“Garden” is a documentary about a topic you don’t hear mentioned every day: male teenage prostitutes in Tel Aviv (which has a section called the Garden where prostitutes seem to congregate). And lest you think that sounds like a glamourous, easy life, understand that the two teens who are the focus of this film, Nino and Dudu, suffer beatings at the hands of police and secret service men, battle drug problems, are escaping horrid family lives, and don’t know where their next meal will come from because they are homeless. Giving hand jobs to old men in cars for fifty shekels isn’t just something American teens do.
This film is an unapologetic look at a side of life few Americans ever think about, let alone want to know about.

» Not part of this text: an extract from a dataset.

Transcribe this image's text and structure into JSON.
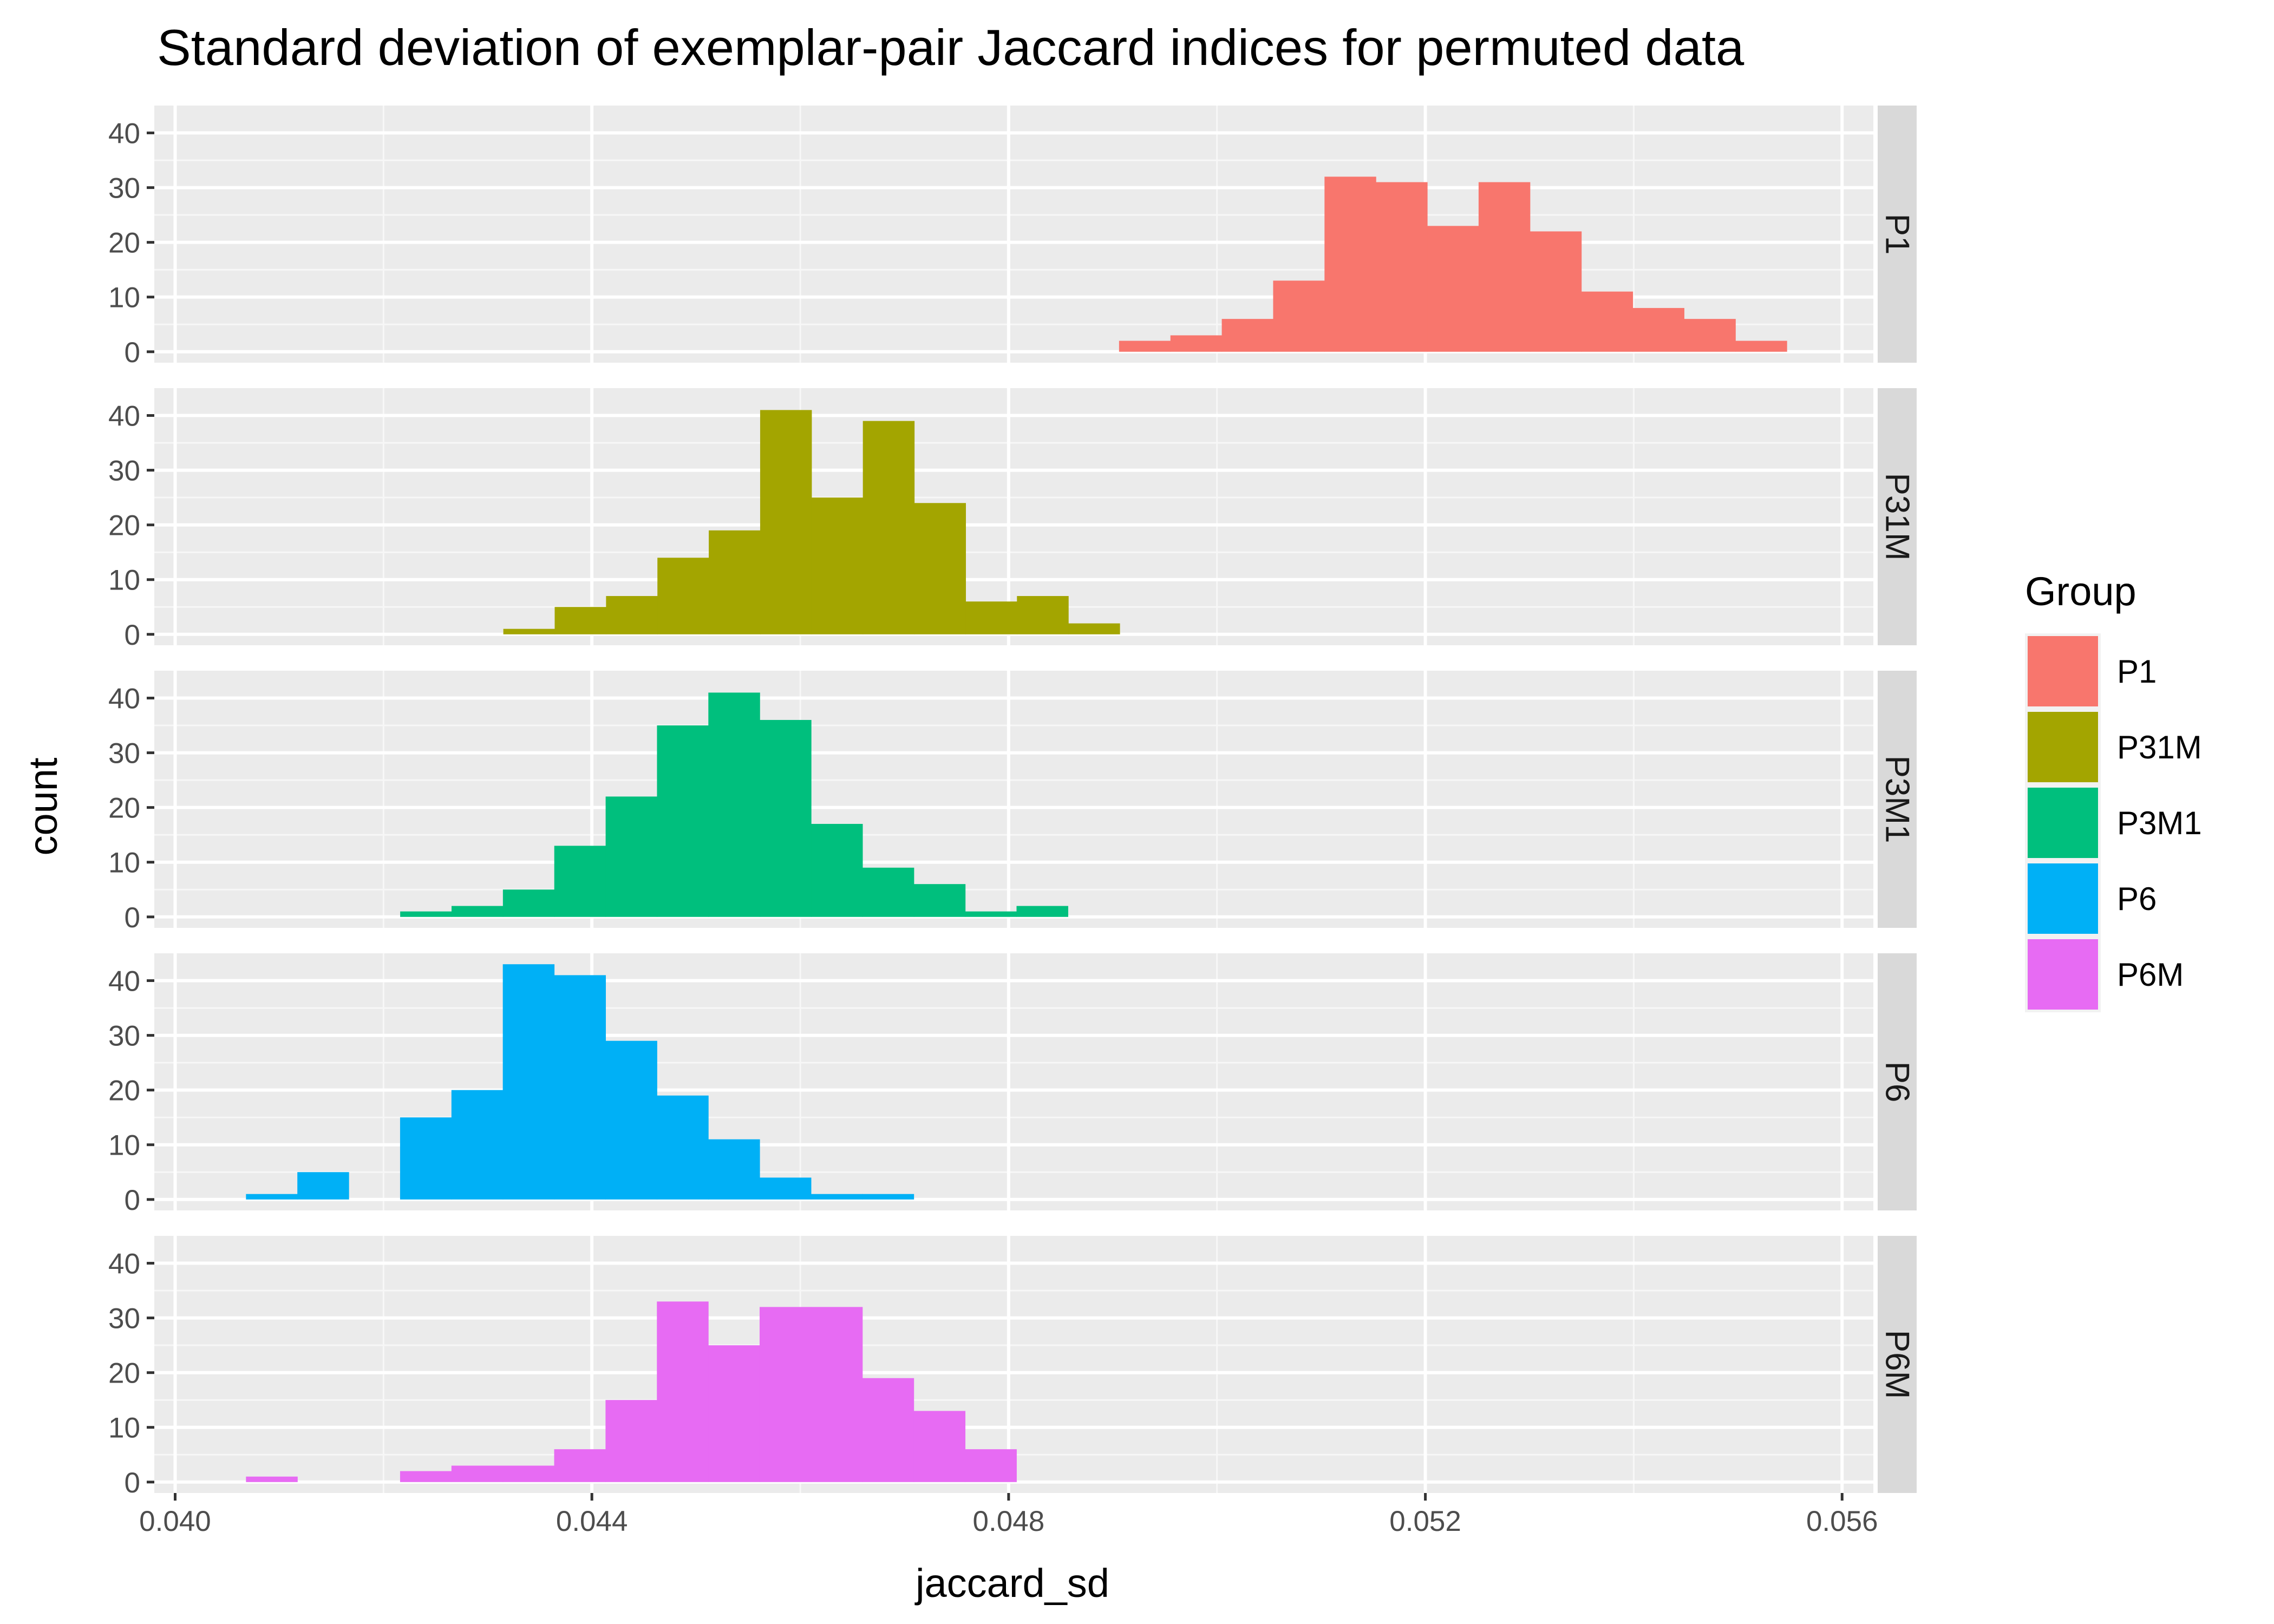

It also lets the two kids tell their story. They come from a background of family hatred (Nino’s brother actually shot him) and long to belong somewhere. They also give much lip service to the concept of being free, something plenty of young homeless people here in America romanticize as well. But what these tortured souls are is anything but free. When you have to scrape for every meal, when you have to sleep on filthy mattresses in squats that can be raided at any moment, when you depend on the kindness of others (when you can’t steal from them), you aren’t free. You’re a prisoner. You may be able to get up and leave at any moment (if you aren’t in jail), but you’ve got nowhere to really go. It’s something Nino and Dudu realize, but refuse to think about in too much detail. It’s easier to get screwed by seniors and pop pills than it is to actually assess and change one’s dire situation.
If there’s one thing this film can teach those who aren’t in that life it’s that if parents didn’t abuse their children, if they didn’t make them feel less than human because their sexuality may be different — they may not end up on the streets whoring themselves out when they aren’t being tortured by police. Parents have a bigger influence on their children than they think, and “Garden” is perfect proof of that. Parents can blame society and loose morals, but the real cause is in the mirror. Treat your children like pariahs, and they will live like them. Treat them like your children, and they’ll have no need to be selling themselves in the Garden.